Oui, perdue, comme tout le monde le sait, et les Arabes en premier. Perdue, car l'état de guerre permanente que nous nous imposons finira par nous calciner à notre tour, sans libérer pour autant un pouce de la Palestine. Nous aimons mieux poursuivre la chimère d'une Palestine à sauver, que de sauver ce qui reste de la Palestine.
Ne parlons pas de notre pauvre monde arabe que des hommes essaient d'unifier depuis le début du XXe siècle, tantôt sur la base de l'anti-impérialisme, tantôt sur la base de l'islam, tantôt sur la base d'une histoire mythifiée, avant de l'avoir développé, avant d'y avoir assis un semblant de démocratie, avant même de s'être regardé dans un miroir, pour que chacun se connaisse et se reconnaisse. Pauvres Arabes, au double sens du mot. Malheureux et sans imagination.

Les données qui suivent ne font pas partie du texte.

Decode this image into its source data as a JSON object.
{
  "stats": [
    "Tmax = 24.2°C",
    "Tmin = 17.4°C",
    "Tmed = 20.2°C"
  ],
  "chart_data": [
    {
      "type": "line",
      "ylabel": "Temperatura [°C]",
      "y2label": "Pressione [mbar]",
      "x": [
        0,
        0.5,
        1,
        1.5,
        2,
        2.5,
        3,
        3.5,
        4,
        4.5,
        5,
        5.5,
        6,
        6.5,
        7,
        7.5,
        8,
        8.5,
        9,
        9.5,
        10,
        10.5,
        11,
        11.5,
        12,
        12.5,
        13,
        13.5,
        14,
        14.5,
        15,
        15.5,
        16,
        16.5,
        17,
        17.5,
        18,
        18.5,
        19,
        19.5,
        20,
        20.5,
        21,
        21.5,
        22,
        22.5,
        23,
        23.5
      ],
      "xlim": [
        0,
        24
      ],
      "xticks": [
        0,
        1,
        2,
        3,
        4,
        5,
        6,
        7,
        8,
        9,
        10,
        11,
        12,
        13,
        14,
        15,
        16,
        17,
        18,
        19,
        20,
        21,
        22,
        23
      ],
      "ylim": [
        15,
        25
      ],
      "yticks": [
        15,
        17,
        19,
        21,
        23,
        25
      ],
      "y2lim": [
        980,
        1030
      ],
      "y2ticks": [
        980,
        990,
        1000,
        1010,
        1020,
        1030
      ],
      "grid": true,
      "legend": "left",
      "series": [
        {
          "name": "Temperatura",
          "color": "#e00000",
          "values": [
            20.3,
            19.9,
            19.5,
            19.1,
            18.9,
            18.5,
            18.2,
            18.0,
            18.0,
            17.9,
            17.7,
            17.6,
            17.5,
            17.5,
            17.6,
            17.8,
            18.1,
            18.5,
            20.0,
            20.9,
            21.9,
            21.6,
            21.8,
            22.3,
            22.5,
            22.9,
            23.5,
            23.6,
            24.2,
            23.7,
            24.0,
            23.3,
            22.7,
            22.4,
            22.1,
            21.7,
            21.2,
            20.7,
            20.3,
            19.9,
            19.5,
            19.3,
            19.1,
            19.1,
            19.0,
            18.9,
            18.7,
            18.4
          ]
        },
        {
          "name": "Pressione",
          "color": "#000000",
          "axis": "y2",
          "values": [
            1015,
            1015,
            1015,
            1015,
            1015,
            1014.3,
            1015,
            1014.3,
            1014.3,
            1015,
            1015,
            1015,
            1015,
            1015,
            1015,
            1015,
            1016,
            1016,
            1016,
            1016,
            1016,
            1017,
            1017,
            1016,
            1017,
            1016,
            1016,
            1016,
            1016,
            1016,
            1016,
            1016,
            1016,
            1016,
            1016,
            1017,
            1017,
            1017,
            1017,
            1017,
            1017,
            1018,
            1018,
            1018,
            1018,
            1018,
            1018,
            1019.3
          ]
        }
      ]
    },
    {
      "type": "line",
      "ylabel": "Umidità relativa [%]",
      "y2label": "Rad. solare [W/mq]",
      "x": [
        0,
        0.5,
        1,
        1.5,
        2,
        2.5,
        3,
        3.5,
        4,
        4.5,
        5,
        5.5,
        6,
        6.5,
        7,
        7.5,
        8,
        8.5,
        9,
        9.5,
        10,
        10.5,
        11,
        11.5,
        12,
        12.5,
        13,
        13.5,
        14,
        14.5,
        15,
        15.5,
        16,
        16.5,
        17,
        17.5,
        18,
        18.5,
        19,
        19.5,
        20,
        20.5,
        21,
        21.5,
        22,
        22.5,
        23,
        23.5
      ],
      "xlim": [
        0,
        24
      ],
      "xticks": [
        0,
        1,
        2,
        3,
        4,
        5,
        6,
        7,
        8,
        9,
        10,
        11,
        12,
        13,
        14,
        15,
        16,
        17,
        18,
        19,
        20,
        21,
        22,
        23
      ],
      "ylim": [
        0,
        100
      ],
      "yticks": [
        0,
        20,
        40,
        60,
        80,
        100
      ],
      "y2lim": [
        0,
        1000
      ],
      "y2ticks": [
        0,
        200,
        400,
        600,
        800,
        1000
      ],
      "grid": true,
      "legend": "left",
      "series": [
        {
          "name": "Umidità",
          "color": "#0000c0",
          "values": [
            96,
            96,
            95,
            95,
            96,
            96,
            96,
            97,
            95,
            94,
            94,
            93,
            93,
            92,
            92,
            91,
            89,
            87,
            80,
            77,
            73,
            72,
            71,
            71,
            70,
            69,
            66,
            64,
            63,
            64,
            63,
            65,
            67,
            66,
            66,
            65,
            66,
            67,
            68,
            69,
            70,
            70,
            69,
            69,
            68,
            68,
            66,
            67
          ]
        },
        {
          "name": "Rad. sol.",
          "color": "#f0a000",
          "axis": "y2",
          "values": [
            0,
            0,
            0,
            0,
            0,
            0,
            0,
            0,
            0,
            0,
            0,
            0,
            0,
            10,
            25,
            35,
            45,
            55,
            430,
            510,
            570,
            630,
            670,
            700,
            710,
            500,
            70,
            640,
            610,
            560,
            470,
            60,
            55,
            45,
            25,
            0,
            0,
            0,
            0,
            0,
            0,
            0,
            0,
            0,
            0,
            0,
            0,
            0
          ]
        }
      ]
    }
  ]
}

Nous essayons, sans y parvenir, d'entrer dans les arcanes de la pensée toute en contrastes de Walid Joumblatt, par respect pour un compagnon de route qui a su partager notre douleur et notre exaltant parcours. Par respect pour un homme qui a su risquer sa vie au moment qu'il fallait. Certes, l'écart entre un journaliste et un homme politique est immense. Et peut-être sait-il mieux que quiconque aimer cette patrie ? Mais dans ses démonstrations sèches sur l'arabisme et la cause palestinienne, cette veine disparaît. L'amour d'une patrie, d'un « pays », au sens de « terroir », disparaît. On a l'impression de se voir servi un plat refroidi. La Palestine est une cause qu'il faut intelligemment servir. Une cause dont on s'est trop longtemps servi.
Pour un chrétien, l'amour de la patrie relève du second commandement, celui de l'amour qu'il faut porter à ses parents. Et ces choses-là s'apprennent, s'éduquent. Il ne faut pas en avoir honte. Mahmoud Darwiche le fait très bien pour la Palestine. Bien sûr, on en sait trop pour ignorer que l'amour de la patrie n'est pas le nationalisme, cette idolâtrie païenne qui a provoqué l'écroulement de plus d'une nation au XXe siècle. Nous savons que le culte sacré de la patrie a fait naufrage quelque part entre 1914 et 1918, dans les tranchées de Verdun, et que la patrie, la nation sont des notions historiques qui évoluent, qui demeurent ouvertes au changement. Nous savons aussi que la fraternité peut exister entre des nations comme la France et l'Allemagne.
En écoutant les nouvelles, en suivant l'actualité politique, on a l'impression de vivre dans un pays dont la guerre aurait dispersé la population. Chacun habite le pays que son idéologie lui attribue, mais privé du réconfort qui provient du sentiment d'appartenance à une même patrie. Où est notre mémoire ? Où est notre histoire ? Nous en tenons des bribes et nous avançons, faisant de notre mieux pour nous donner le sentiment que nous existons autrement que par nous-mêmes. Nous nous côtoyons sans projet national commun, sinon celui d'édifier l'État de droit, ne sachant par où commencer. Serait-ce que notre projet national est, justement, de vivre cette diversité même, pacifiquement et dignement ? Et héroïquement.